Die Wehrbeauftragte des Bundestages, Eva Högl, fordert mehr Anstrengungen, um Personal für die Bundeswehr zu gewinnen. Bis zur Zielgröße von 203.000 Soldaten fehlten weiter rund 20.000 Männer und Frauen, sagte die SPD-Politikerin der dpa. "Außerdem sind viele Dienstposten nicht besetzt".
Die tatsächliche Einsatzbereitschaft liege in vielen Verbänden nur um die 50 Prozent. "Das ist deutlich zu wenig", warnte Högl angesichts der angespannten Sicherheitslage nach der Invasion Russlands in der Ukraine. Schon im Frühjahr hatte die Wehrbeauftragte in ihrem Jahresbericht beklagt, dass die Truppe immer weiter altere und schrumpfe.
Personal halte ich für das wichtige Thema für das Jahr 2025.

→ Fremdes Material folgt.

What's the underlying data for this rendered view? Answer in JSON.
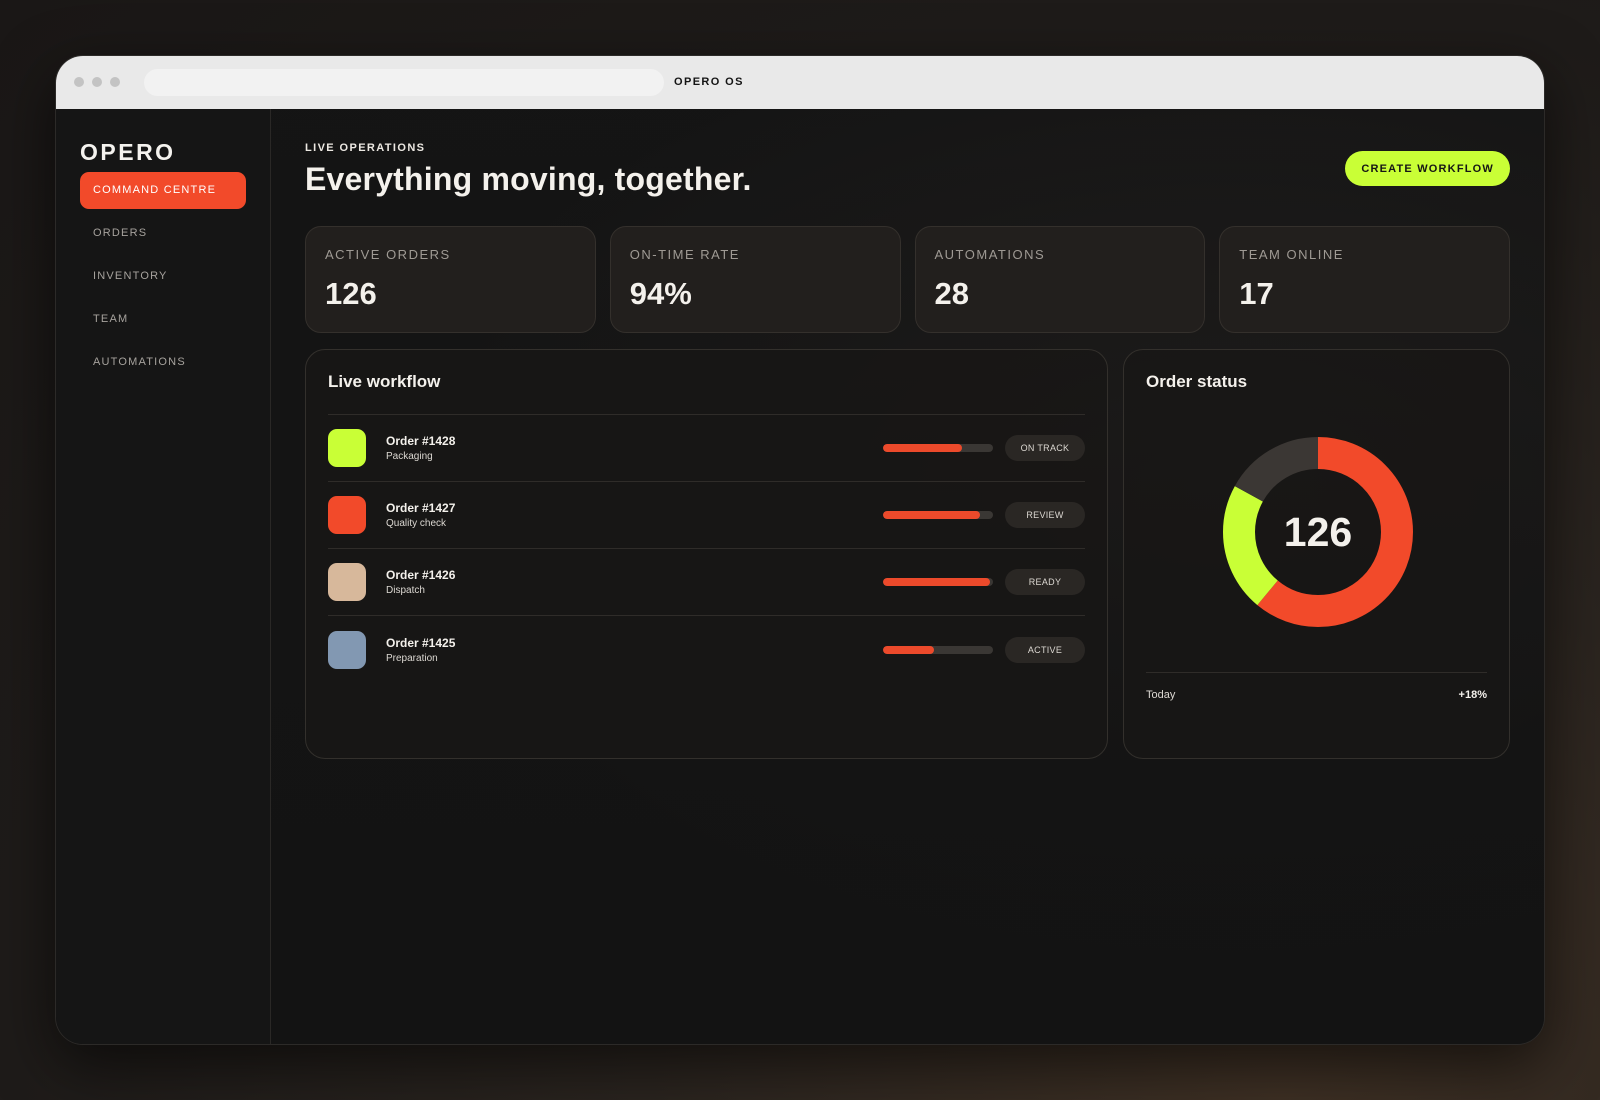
{
  "window": {
    "title": "OPERO OS"
  },
  "sidebar": {
    "logo": "OPERO",
    "items": [
      {
        "label": "COMMAND CENTRE",
        "active": true
      },
      {
        "label": "ORDERS",
        "active": false
      },
      {
        "label": "INVENTORY",
        "active": false
      },
      {
        "label": "TEAM",
        "active": false
      },
      {
        "label": "AUTOMATIONS",
        "active": false
      }
    ]
  },
  "header": {
    "kicker": "LIVE OPERATIONS",
    "title": "Everything moving, together.",
    "cta_label": "CREATE WORKFLOW"
  },
  "kpis": [
    {
      "label": "ACTIVE ORDERS",
      "value": "126"
    },
    {
      "label": "ON-TIME RATE",
      "value": "94%"
    },
    {
      "label": "AUTOMATIONS",
      "value": "28"
    },
    {
      "label": "TEAM ONLINE",
      "value": "17"
    }
  ],
  "workflow": {
    "title": "Live workflow",
    "rows": [
      {
        "order": "Order #1428",
        "stage": "Packaging",
        "color": "#c9ff36",
        "progress": 0.72,
        "status": "ON TRACK"
      },
      {
        "order": "Order #1427",
        "stage": "Quality check",
        "color": "#f24a2a",
        "progress": 0.88,
        "status": "REVIEW"
      },
      {
        "order": "Order #1426",
        "stage": "Dispatch",
        "color": "#d7b89b",
        "progress": 0.97,
        "status": "READY"
      },
      {
        "order": "Order #1425",
        "stage": "Preparation",
        "color": "#8298b2",
        "progress": 0.46,
        "status": "ACTIVE"
      }
    ]
  },
  "order_status": {
    "title": "Order status",
    "total": "126",
    "segments": [
      {
        "value": 0.61,
        "color": "#f24a2a"
      },
      {
        "value": 0.22,
        "color": "#c9ff36"
      },
      {
        "value": 0.17,
        "color": "#3b3734"
      }
    ],
    "foot_label": "Today",
    "foot_value": "+18%"
  },
  "colors": {
    "accent": "#f24a2a",
    "highlight": "#c9ff36"
  }
}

Eva Högl, Wehrbeauftragte des Bundestags
Högl fordert verpflichtendes Gesellschaftsjahr
Högl plädierte auch dafür, einen neuen Anlauf zu nehmen für eine breiter angelegte Dienstpflicht für junge Männer und auch Frauen.
Ich favorisiere ein Jahr für die Gesellschaft und fände es gut, wenn es verpflichtend wäre.
Eva Högl, Wehrbeauftragte des Bundestags
Da gebe es eine Bandbreite von Möglichkeiten: Kultur, Umwelt, sozialer Bereich, Blaulichtorganisationen und Bundeswehr - und das für alle Geschlechter, erklärte Högl. Das würde auch den gesellschaftlichen Zusammenhalt stärken.
Pistorius will Wehrdiensterfassung
Ein solcher Plan würde über das Wehrdienstmodell von Verteidigungsminister Boris Pistorius (SPD) hinausgehen. Er beabsichtigt, wieder eine Wehrerfassung zu installieren und für junge Männer eine Auskunftspflicht über ihre Bereitschaft zum Wehrdienst einzuführen.
"Boris Pistorius wollte mehr, doch mit der bisherigen Regierungskoalition war nicht mehr möglich", so Högl mit Blick auf die Ampel-Koalition. "Sein Vorschlag wäre ein guter Start und erster Schritt gewesen. Es wäre gut, wenn der nächste Bundestag das Thema zügig diskutiert und entscheidet."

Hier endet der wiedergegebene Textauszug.